Consciousness is not strongly emergent
I recently read “Strong and Weak Emergence” by David Chalmers. Among other things, Chalmers suggests that
a system is conscious when there is something it is like to be that system
and that consciousness is a case of strong emergence. Emergence is when unexpected phenomena result from the building blocks of phenomena we believe we understand. Strong emergence, is when the resulting phenomena could not, even in principle, have been predicted from the initial building blocks.
It is my view that there cannot be such a thing as strong emergence. If the results of a process do not result from its building blocks, then from whence do they result? One might suggest a mysterious “missing element”, but why wouldn’t such a “missing element” be considered a building block that was just difficult to observe a priori, rather than fundamentally impossible to observe? This “impossibility” ruins the essential subjectivity that the idea of emergence is founded on. We could invent a formal language for all possible observable outcomes, then say “Each sentence in our formal language for describing possible results is hereby granted the right to predict its own describe outcome. Since at least one of these will occur when we mix the following building blocks, it is clear that at least one entity could predict the outcome.”
Chalmers suggests that it makes sense to think of a world just like our own and functions the exact same way, except without consciousness. This is a very strange argument, because if this world is exactly like our own, with Chalmers walking around talking about consciousness, then why should I believe him in this universe?
We can make recourse to our own experience—that we know what it is like to be ourselves. But I have yet to be presented evidence in any discussion of consciousness that this “feeling of existing” isn’t a natural byproduct of the chemical activities of my brain. Chalmers claims that this physical effect is likely determinative of a conscious state, but does not fully capture it. It is difficult to rule that out if one believes in an ineffable consciousness, but again: Why should we believe in a magic kind of consciousness?
Consciousness, the awareness of one’s subject state of existing, is an interesting phenomena. It is interesting to ask: How much does a dog feel that it is a dog vs. just mechanically act out being a dog the way we feel about a wind-up toy? But to ask the question in earnest, one must be open to the answer: Why, the only difference is that the dog has a negative-feedback system with a sense of “state” because it is so much more complicated to consistently be a dog than a wind-up toy, which falls apart quite easily.

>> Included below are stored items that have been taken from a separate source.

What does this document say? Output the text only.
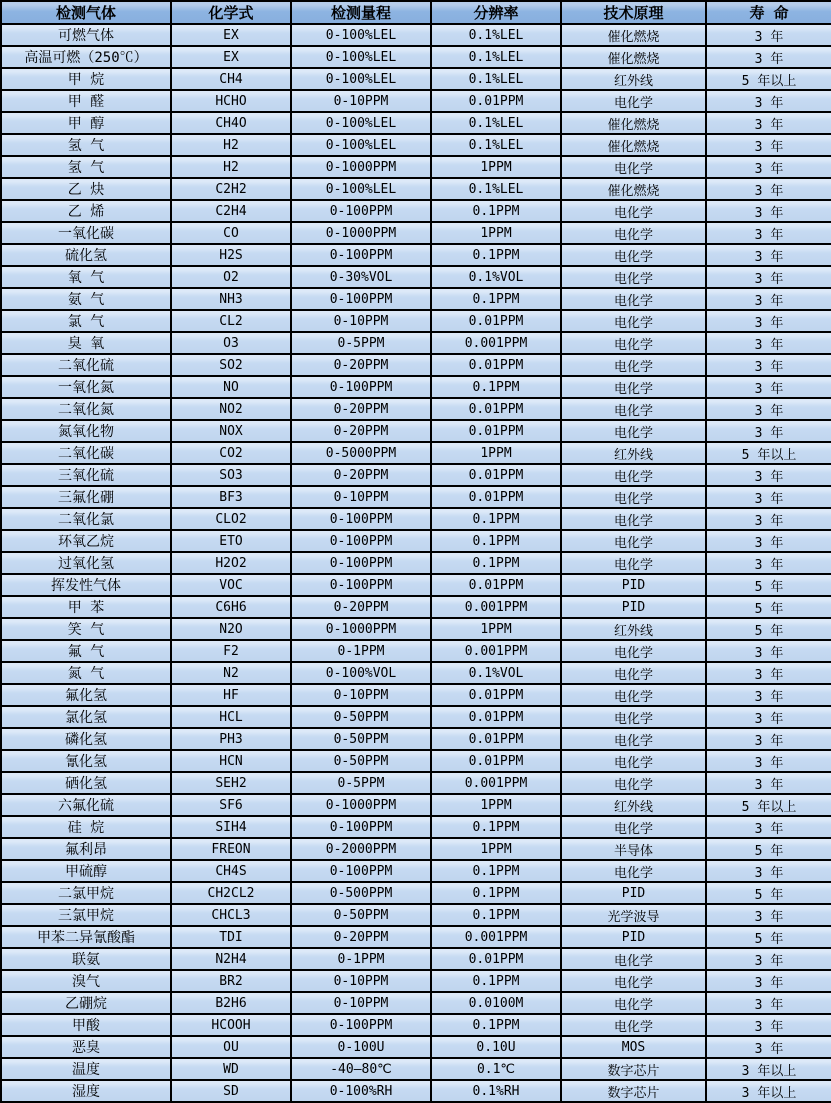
检测气体	化学式	检测量程	分辨率	技术原理	寿 命
可燃气体	EX	0-100%LEL	0.1%LEL	催化燃烧	3 年
高温可燃（250℃）	EX	0-100%LEL	0.1%LEL	催化燃烧	3 年
甲 烷	CH4	0-100%LEL	0.1%LEL	红外线	5 年以上
甲 醛	HCHO	0-10PPM	0.01PPM	电化学	3 年
甲 醇	CH4O	0-100%LEL	0.1%LEL	催化燃烧	3 年
氢 气	H2	0-100%LEL	0.1%LEL	催化燃烧	3 年
氢 气	H2	0-1000PPM	1PPM	电化学	3 年
乙 炔	C2H2	0-100%LEL	0.1%LEL	催化燃烧	3 年
乙 烯	C2H4	0-100PPM	0.1PPM	电化学	3 年
一氧化碳	CO	0-1000PPM	1PPM	电化学	3 年
硫化氢	H2S	0-100PPM	0.1PPM	电化学	3 年
氧 气	O2	0-30%VOL	0.1%VOL	电化学	3 年
氨 气	NH3	0-100PPM	0.1PPM	电化学	3 年
氯 气	CL2	0-10PPM	0.01PPM	电化学	3 年
臭 氧	O3	0-5PPM	0.001PPM	电化学	3 年
二氧化硫	SO2	0-20PPM	0.01PPM	电化学	3 年
一氧化氮	NO	0-100PPM	0.1PPM	电化学	3 年
二氧化氮	NO2	0-20PPM	0.01PPM	电化学	3 年
氮氧化物	NOX	0-20PPM	0.01PPM	电化学	3 年
二氧化碳	CO2	0-5000PPM	1PPM	红外线	5 年以上
三氧化硫	SO3	0-20PPM	0.01PPM	电化学	3 年
三氟化硼	BF3	0-10PPM	0.01PPM	电化学	3 年
二氧化氯	CLO2	0-100PPM	0.1PPM	电化学	3 年
环氧乙烷	ETO	0-100PPM	0.1PPM	电化学	3 年
过氧化氢	H2O2	0-100PPM	0.1PPM	电化学	3 年
挥发性气体	VOC	0-100PPM	0.01PPM	PID	5 年
甲 苯	C6H6	0-20PPM	0.001PPM	PID	5 年
笑 气	N2O	0-1000PPM	1PPM	红外线	5 年
氟 气	F2	0-1PPM	0.001PPM	电化学	3 年
氮 气	N2	0-100%VOL	0.1%VOL	电化学	3 年
氟化氢	HF	0-10PPM	0.01PPM	电化学	3 年
氯化氢	HCL	0-50PPM	0.01PPM	电化学	3 年
磷化氢	PH3	0-50PPM	0.01PPM	电化学	3 年
氰化氢	HCN	0-50PPM	0.01PPM	电化学	3 年
硒化氢	SEH2	0-5PPM	0.001PPM	电化学	3 年
六氟化硫	SF6	0-1000PPM	1PPM	红外线	5 年以上
硅 烷	SIH4	0-100PPM	0.1PPM	电化学	3 年
氟利昂	FREON	0-2000PPM	1PPM	半导体	5 年
甲硫醇	CH4S	0-100PPM	0.1PPM	电化学	3 年
二氯甲烷	CH2CL2	0-500PPM	0.1PPM	PID	5 年
三氯甲烷	CHCL3	0-50PPM	0.1PPM	光学波导	3 年
甲苯二异氰酸酯	TDI	0-20PPM	0.001PPM	PID	5 年
联氨	N2H4	0-1PPM	0.01PPM	电化学	3 年
溴气	BR2	0-10PPM	0.1PPM	电化学	3 年
乙硼烷	B2H6	0-10PPM	0.0100M	电化学	3 年
甲酸	HCOOH	0-100PPM	0.1PPM	电化学	3 年
恶臭	OU	0-100U	0.10U	MOS	3 年
温度	WD	-40—80℃	0.1℃	数字芯片	3 年以上
湿度	SD	0-100%RH	0.1%RH	数字芯片	3 年以上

Consciousness as the dark magic of that which could not have been predicted is impossible to rule-out, since the claim is that consciousness is determined by physical state but not equivalent to it. Consciousness is the passenger, stuffed into the trunk of a car that is being driven by Nature.
In that case though, does it much matter? All the consciousness free automatons are going around having the exact same conversation. Listening to their version (which is the exact same as this version), it sounds equally valid. Consciousness defined as such is independent of any observation we could make. In my view, this makes it independent of any discourse we should consider inquiring into.